David Shrigley est titulaire d'un OBE.
L'artiste a reçu un OBE lors des distinctions honorifiques du Nouvel An 2020 pour ses services rendus aux arts visuels.

L'artiste n'a pas toujours été salué avec un tel enthousiasme.
La dernière exposition de Shrigley à la Glasgow School of Art n'a obtenu qu'un 2:2, à son grand dam persistant : les examinateurs, a-t-il commenté plus tard, « n'ont pas su apprécier mon génie ».
Le processus de Shrigley est spontané et intuitif.
Son travail est rarement planifié ; l'artiste commence plutôt avec une feuille blanche et une liste de choses à dessiner, puis il se laisse guider par son inspiration du moment.

L'une des expositions les plus récentes de l'artiste comprenait des milliers de balles de tennis.
La toute dernière exposition de Shrigley, imTennis Ball Exchange, comprenait plus de douze mille balles de tennis neuves, empilées soigneusement sur toutes les surfaces murales disponibles d'une galerie de Mayfair.
David Shrigley aime dessiner plus que tout au monde.
Bien que David Shrigley ait travaillé dans une grande variété de médiums — peinture, installation, photographie et animation comprises — ses œuvres les plus populaires demeurent ses dessins. Ces illustrations assez rudimentaires sont généralement associées à des commentaires impertinents ou à des messages simples comme « be kind » (soyez aimable), griffonnés avec une écriture d'écolier.

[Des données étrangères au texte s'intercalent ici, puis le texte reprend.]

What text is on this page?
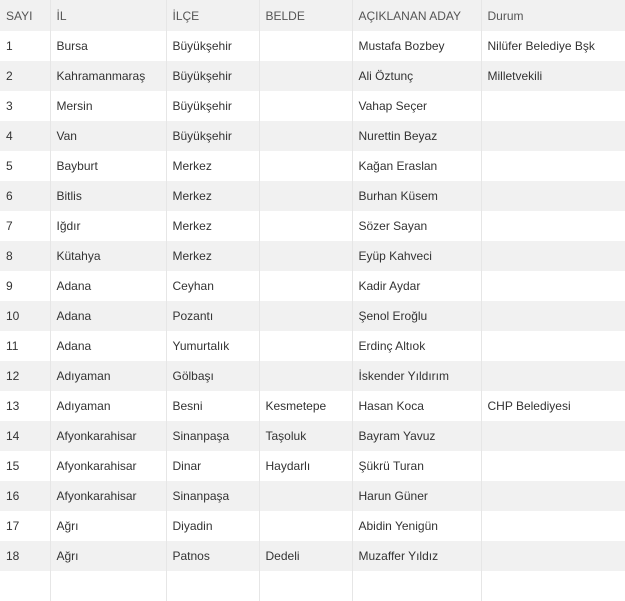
SAYI	İL	İLÇE	BELDE	AÇIKLANAN ADAY	Durum
1	Bursa	Büyükşehir		Mustafa Bozbey	Nilüfer Belediye Bşk
2	Kahramanmaraş	Büyükşehir		Ali Öztunç	Milletvekili
3	Mersin	Büyükşehir		Vahap Seçer	
4	Van	Büyükşehir		Nurettin Beyaz	
5	Bayburt	Merkez		Kağan Eraslan	
6	Bitlis	Merkez		Burhan Küsem	
7	Iğdır	Merkez		Sözer Sayan	
8	Kütahya	Merkez		Eyüp Kahveci	
9	Adana	Ceyhan		Kadir Aydar	
10	Adana	Pozantı		Şenol Eroğlu	
11	Adana	Yumurtalık		Erdinç Altıok	
12	Adıyaman	Gölbaşı		İskender Yıldırım	
13	Adıyaman	Besni	Kesmetepe	Hasan Koca	CHP Belediyesi
14	Afyonkarahisar	Sinanpaşa	Taşoluk	Bayram Yavuz	
15	Afyonkarahisar	Dinar	Haydarlı	Şükrü Turan	
16	Afyonkarahisar	Sinanpaşa		Harun Güner	
17	Ağrı	Diyadin		Abidin Yenigün	
18	Ağrı	Patnos	Dedeli	Muzaffer Yıldız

Le cynisme est un aspect important de l'œuvre de l'artiste.
Les peintures de Shrigley contiennent, comme toutes ses illustrations, une dose égale d'humour pince-sans-rire et une technique volontairement rudimentaire. Griffonnées à l'aide d'une combinaison de peinture acrylique et de bâton à l'huile, ses toiles sont vives et joyeuses, mais dissimulent un commentaire cynique.
Shrigley a créé quelques œuvres en trois dimensions.
Au cours de sa carrière, Shrigley a créé une variété d'installations monumentales et de sculptures, dont, peut-être la plus célèbre, Really Good. Cette œuvre – une main déformée faisant un pouce levé exagéré – a remporté la prestigieuse commande de la Quatrième Plinthe sur Trafalgar Square, érigée en 2016 en guise de commentaire sarcastique sur la récente décision du Brexit.

Shrigley aime représenter des animaux dans ses estampes.
Les animaux de Shrigley flirtent généralement avec le mignon, ses légendes allant de déclarations percutantes sur des problèmes contemporains comme le changement climatique — à l'image de la légende accompagnant son image étirée de la Terre : « LE MONDE A ÉTÉ DÉFORMÉ, NOUS DEVONS LE REMETTRE EN FORME ORIGINELLE » — à des phrases rebattues, comme « TU ES SPÉCIAL ».
Shrigley a créé plus de 400 œuvres durant le confinement.
Si Shrigley dessine sans relâche depuis, ce n'est que pendant la période de confinement qu'il est devenu un créateur particulièrement prolifique d'esquisses en noir et blanc, réalisant plus de 400 œuvres.

L'animation est un autre médium auquel Shrigley a eu recours.
Shrigley s'est également essayé à l'animation depuis la fin des années 90, collaborant avec des animateurs pour transformer ses croquis et ses bandes dessinées en courtes vidéos. Une sélection de ces clips a été présentée en 2013 à la Galleri Nicolai Wallner, tandis que son animation Light Switch a été projetée dans le cadre du programme « On Screen » de la David Roberts Art Foundation en 2020.